Consider Vonnie Holliday a coach on the field.
Holliday wants to help teammates with the nuances of the 3-4 defense, the scheme the Redskins' coaches experimented with and implemented this offseason.
Holliday excelled in a 3-4 last year with the Denver Broncos and the previous four seasons with the Miami Dolphins.
"A lot of these guys have not played in a 3-4 before, so a part of my role on this team is to help them along, too," he said.
Holliday, a 12-year NFL veteran, joined the Redskins this offseason, signing with the club on May 17. He participated in the team's OTAs and final mini-camp.
Holliday is a natural defensive end in a 3-4. He has good size at 6-5 and 279 pounds, he is a sound tackler, and he has good speed to rush the passer.
Early in OTAs, Holliday said he was primarily working as a pass rusher in nickel and dime packages.
"The 3-4 gives you a lot of different looks," he said. "It's very aggressive and defenders move around a lot. There are a lot of good things about a 3-4 for a guy who may be a little undersized. It gives you an opportunity to rely more on technique and quickness at times."

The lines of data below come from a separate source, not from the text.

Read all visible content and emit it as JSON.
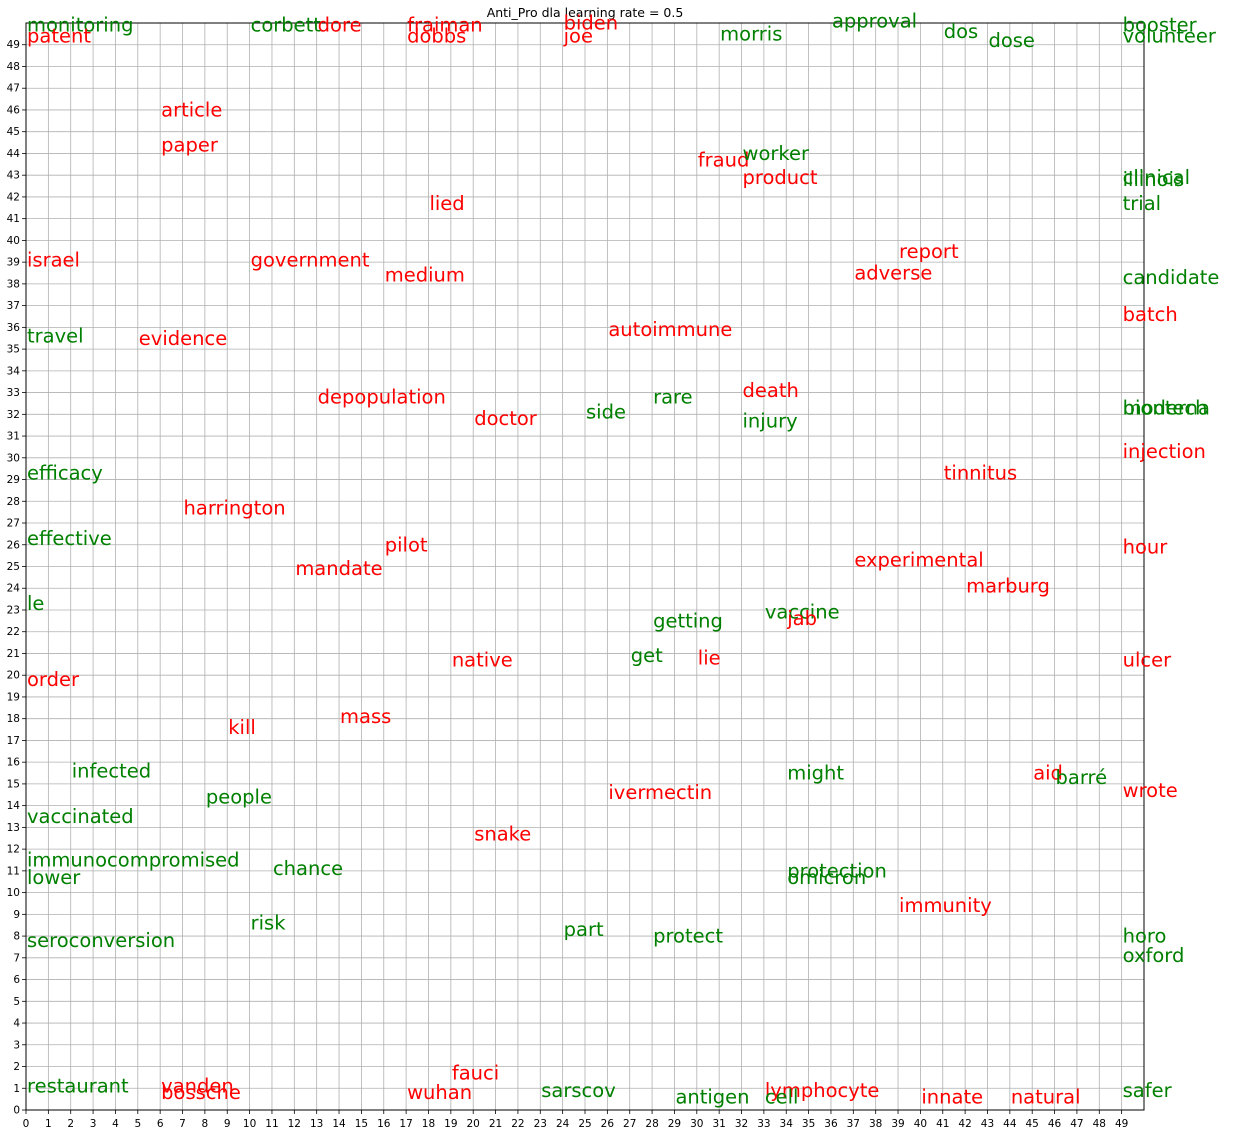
{
  "chart_data": {
    "type": "scatter",
    "title": "Anti_Pro dla learning rate = 0.5",
    "xlim": [
      0,
      50
    ],
    "ylim": [
      0,
      50
    ],
    "grid": true,
    "x_ticks": [
      "0",
      "1",
      "2",
      "3",
      "4",
      "5",
      "6",
      "7",
      "8",
      "9",
      "10",
      "11",
      "12",
      "13",
      "14",
      "15",
      "16",
      "17",
      "18",
      "19",
      "20",
      "21",
      "22",
      "23",
      "24",
      "25",
      "26",
      "27",
      "28",
      "29",
      "30",
      "31",
      "32",
      "33",
      "34",
      "35",
      "36",
      "37",
      "38",
      "39",
      "40",
      "41",
      "42",
      "43",
      "44",
      "45",
      "46",
      "47",
      "48",
      "49"
    ],
    "y_ticks": [
      "0",
      "1",
      "2",
      "3",
      "4",
      "5",
      "6",
      "7",
      "8",
      "9",
      "10",
      "11",
      "12",
      "13",
      "14",
      "15",
      "16",
      "17",
      "18",
      "19",
      "20",
      "21",
      "22",
      "23",
      "24",
      "25",
      "26",
      "27",
      "28",
      "29",
      "30",
      "31",
      "32",
      "33",
      "34",
      "35",
      "36",
      "37",
      "38",
      "39",
      "40",
      "41",
      "42",
      "43",
      "44",
      "45",
      "46",
      "47",
      "48",
      "49"
    ],
    "colors": {
      "anti": "#ff0000",
      "pro": "#008000"
    },
    "points": [
      {
        "text": "monitoring",
        "x": 0,
        "y": 49.6,
        "group": "pro"
      },
      {
        "text": "corbett",
        "x": 10,
        "y": 49.6,
        "group": "pro"
      },
      {
        "text": "dore",
        "x": 13,
        "y": 49.6,
        "group": "anti"
      },
      {
        "text": "fraiman",
        "x": 17,
        "y": 49.6,
        "group": "anti"
      },
      {
        "text": "biden",
        "x": 24,
        "y": 49.7,
        "group": "anti"
      },
      {
        "text": "approval",
        "x": 36,
        "y": 49.8,
        "group": "pro"
      },
      {
        "text": "booster",
        "x": 49,
        "y": 49.6,
        "group": "pro"
      },
      {
        "text": "patent",
        "x": 0,
        "y": 49.1,
        "group": "anti"
      },
      {
        "text": "dobbs",
        "x": 17,
        "y": 49.1,
        "group": "anti"
      },
      {
        "text": "joe",
        "x": 24,
        "y": 49.1,
        "group": "anti"
      },
      {
        "text": "morris",
        "x": 31,
        "y": 49.2,
        "group": "pro"
      },
      {
        "text": "dos",
        "x": 41,
        "y": 49.3,
        "group": "pro"
      },
      {
        "text": "dose",
        "x": 43,
        "y": 48.9,
        "group": "pro"
      },
      {
        "text": "volunteer",
        "x": 49,
        "y": 49.1,
        "group": "pro"
      },
      {
        "text": "article",
        "x": 6,
        "y": 45.7,
        "group": "anti"
      },
      {
        "text": "paper",
        "x": 6,
        "y": 44.1,
        "group": "anti"
      },
      {
        "text": "fraud",
        "x": 30,
        "y": 43.4,
        "group": "anti"
      },
      {
        "text": "worker",
        "x": 32,
        "y": 43.7,
        "group": "pro"
      },
      {
        "text": "product",
        "x": 32,
        "y": 42.6,
        "group": "anti"
      },
      {
        "text": "clinical",
        "x": 49,
        "y": 42.6,
        "group": "pro"
      },
      {
        "text": "illinois",
        "x": 49,
        "y": 42.5,
        "group": "pro"
      },
      {
        "text": "trial",
        "x": 49,
        "y": 41.4,
        "group": "pro"
      },
      {
        "text": "lied",
        "x": 18,
        "y": 41.4,
        "group": "anti"
      },
      {
        "text": "israel",
        "x": 0,
        "y": 38.8,
        "group": "anti"
      },
      {
        "text": "government",
        "x": 10,
        "y": 38.8,
        "group": "anti"
      },
      {
        "text": "medium",
        "x": 16,
        "y": 38.1,
        "group": "anti"
      },
      {
        "text": "report",
        "x": 39,
        "y": 39.2,
        "group": "anti"
      },
      {
        "text": "adverse",
        "x": 37,
        "y": 38.2,
        "group": "anti"
      },
      {
        "text": "candidate",
        "x": 49,
        "y": 38.0,
        "group": "pro"
      },
      {
        "text": "batch",
        "x": 49,
        "y": 36.3,
        "group": "anti"
      },
      {
        "text": "travel",
        "x": 0,
        "y": 35.3,
        "group": "pro"
      },
      {
        "text": "evidence",
        "x": 5,
        "y": 35.2,
        "group": "anti"
      },
      {
        "text": "autoimmune",
        "x": 26,
        "y": 35.6,
        "group": "anti"
      },
      {
        "text": "death",
        "x": 32,
        "y": 32.8,
        "group": "anti"
      },
      {
        "text": "depopulation",
        "x": 13,
        "y": 32.5,
        "group": "anti"
      },
      {
        "text": "rare",
        "x": 28,
        "y": 32.5,
        "group": "pro"
      },
      {
        "text": "side",
        "x": 25,
        "y": 31.8,
        "group": "pro"
      },
      {
        "text": "doctor",
        "x": 20,
        "y": 31.5,
        "group": "anti"
      },
      {
        "text": "injury",
        "x": 32,
        "y": 31.4,
        "group": "pro"
      },
      {
        "text": "biontech",
        "x": 49,
        "y": 32.0,
        "group": "pro"
      },
      {
        "text": "moderna",
        "x": 49,
        "y": 32.0,
        "group": "pro"
      },
      {
        "text": "injection",
        "x": 49,
        "y": 30.0,
        "group": "anti"
      },
      {
        "text": "efficacy",
        "x": 0,
        "y": 29.0,
        "group": "pro"
      },
      {
        "text": "tinnitus",
        "x": 41,
        "y": 29.0,
        "group": "anti"
      },
      {
        "text": "harrington",
        "x": 7,
        "y": 27.4,
        "group": "anti"
      },
      {
        "text": "effective",
        "x": 0,
        "y": 26.0,
        "group": "pro"
      },
      {
        "text": "pilot",
        "x": 16,
        "y": 25.7,
        "group": "anti"
      },
      {
        "text": "hour",
        "x": 49,
        "y": 25.6,
        "group": "anti"
      },
      {
        "text": "experimental",
        "x": 37,
        "y": 25.0,
        "group": "anti"
      },
      {
        "text": "mandate",
        "x": 12,
        "y": 24.6,
        "group": "anti"
      },
      {
        "text": "marburg",
        "x": 42,
        "y": 23.8,
        "group": "anti"
      },
      {
        "text": "le",
        "x": 0,
        "y": 23.0,
        "group": "pro"
      },
      {
        "text": "vaccine",
        "x": 33,
        "y": 22.6,
        "group": "pro"
      },
      {
        "text": "jab",
        "x": 34,
        "y": 22.3,
        "group": "anti"
      },
      {
        "text": "getting",
        "x": 28,
        "y": 22.2,
        "group": "pro"
      },
      {
        "text": "get",
        "x": 27,
        "y": 20.6,
        "group": "pro"
      },
      {
        "text": "lie",
        "x": 30,
        "y": 20.5,
        "group": "anti"
      },
      {
        "text": "native",
        "x": 19,
        "y": 20.4,
        "group": "anti"
      },
      {
        "text": "ulcer",
        "x": 49,
        "y": 20.4,
        "group": "anti"
      },
      {
        "text": "order",
        "x": 0,
        "y": 19.5,
        "group": "anti"
      },
      {
        "text": "mass",
        "x": 14,
        "y": 17.8,
        "group": "anti"
      },
      {
        "text": "kill",
        "x": 9,
        "y": 17.3,
        "group": "anti"
      },
      {
        "text": "infected",
        "x": 2,
        "y": 15.3,
        "group": "pro"
      },
      {
        "text": "might",
        "x": 34,
        "y": 15.2,
        "group": "pro"
      },
      {
        "text": "aid",
        "x": 45,
        "y": 15.2,
        "group": "anti"
      },
      {
        "text": "barré",
        "x": 46,
        "y": 15.0,
        "group": "pro"
      },
      {
        "text": "wrote",
        "x": 49,
        "y": 14.4,
        "group": "anti"
      },
      {
        "text": "ivermectin",
        "x": 26,
        "y": 14.3,
        "group": "anti"
      },
      {
        "text": "people",
        "x": 8,
        "y": 14.1,
        "group": "pro"
      },
      {
        "text": "vaccinated",
        "x": 0,
        "y": 13.2,
        "group": "pro"
      },
      {
        "text": "snake",
        "x": 20,
        "y": 12.4,
        "group": "anti"
      },
      {
        "text": "immunocompromised",
        "x": 0,
        "y": 11.2,
        "group": "pro"
      },
      {
        "text": "chance",
        "x": 11,
        "y": 10.8,
        "group": "pro"
      },
      {
        "text": "protection",
        "x": 34,
        "y": 10.7,
        "group": "pro"
      },
      {
        "text": "lower",
        "x": 0,
        "y": 10.4,
        "group": "pro"
      },
      {
        "text": "omicron",
        "x": 34,
        "y": 10.4,
        "group": "pro"
      },
      {
        "text": "immunity",
        "x": 39,
        "y": 9.1,
        "group": "anti"
      },
      {
        "text": "risk",
        "x": 10,
        "y": 8.3,
        "group": "pro"
      },
      {
        "text": "part",
        "x": 24,
        "y": 8.0,
        "group": "pro"
      },
      {
        "text": "protect",
        "x": 28,
        "y": 7.7,
        "group": "pro"
      },
      {
        "text": "horo",
        "x": 49,
        "y": 7.7,
        "group": "pro"
      },
      {
        "text": "seroconversion",
        "x": 0,
        "y": 7.5,
        "group": "pro"
      },
      {
        "text": "oxford",
        "x": 49,
        "y": 6.8,
        "group": "pro"
      },
      {
        "text": "fauci",
        "x": 19,
        "y": 1.4,
        "group": "anti"
      },
      {
        "text": "restaurant",
        "x": 0,
        "y": 0.8,
        "group": "pro"
      },
      {
        "text": "vanden",
        "x": 6,
        "y": 0.8,
        "group": "anti"
      },
      {
        "text": "safer",
        "x": 49,
        "y": 0.6,
        "group": "pro"
      },
      {
        "text": "sarscov",
        "x": 23,
        "y": 0.6,
        "group": "pro"
      },
      {
        "text": "lymphocyte",
        "x": 33,
        "y": 0.6,
        "group": "anti"
      },
      {
        "text": "bossche",
        "x": 6,
        "y": 0.5,
        "group": "anti"
      },
      {
        "text": "wuhan",
        "x": 17,
        "y": 0.5,
        "group": "anti"
      },
      {
        "text": "antigen",
        "x": 29,
        "y": 0.3,
        "group": "pro"
      },
      {
        "text": "cell",
        "x": 33,
        "y": 0.3,
        "group": "pro"
      },
      {
        "text": "innate",
        "x": 40,
        "y": 0.3,
        "group": "anti"
      },
      {
        "text": "natural",
        "x": 44,
        "y": 0.3,
        "group": "anti"
      }
    ]
  }
}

In 167 career games, with 144 starts, Holliday has recorded 572 tackles, 60 sacks, two interceptions, nine forced fumbles and 11 fumble recoveries.
A cagey veteran, Holliday still has plenty left in the tank. He logged five sacks in 16 games last year with the Broncos.
He called joining Washington "a good fit" for him at this stage of his career.
"I am an older guy [at age 34] and I've been around a while, and this is a defense that I am very familiar with," he said. "It's just a matter of learning the terminology."
At defensive end, Holliday is competing for playing time with fellow veterans Phillip Daniels, Kedric Golston, Adam Carriker, Kedric Golston and Darrion Scott.
"All I wanted is an opportunity and I got it," he said. "The competition is great and that pushes me as a player. You want the best guys on the field. You want the best guys on the field with you. I feel pretty confident that I am one of those guys, but we'll see what happens when the chips fall."
Holliday was one of the elite defensive line prospects back in the 1998 NFL Draft.
He was expected to be a top 10 pick, but he dropped to the Green Bay Packers at the 19th overall selection.
Holliday quickly emerged as a starter on a playoff-caliber Packers team. He logged eight sacks as a rookie and averaged 6.5 sacks his first five years in the league.
Holliday played two seasons with the Kansas City Chiefs before moving on to the Dolphins in 2005.
"Every place he has been, it has been impressive how he handled himself," head coach Mike Shanahan said. "I've followed him throughout his career. He has been a class act and a good football player. I think his skills fit in very well with our scheme and what we're doing defensively."
Holliday has pretty much seen it all, but winning the Super Bowl is his priority in what could be his last stop in the NFL.
"I can accept whatever role I have," he said. "At the end of the day, I just want to win. If it's as a starter, so be it. If it's as a backup, a role player, doing more nickel and dime rushing, we'll see what happens. I'm excited about the opportunity. It's a great opportunity. I think we have an opportunity to be a very competitive team."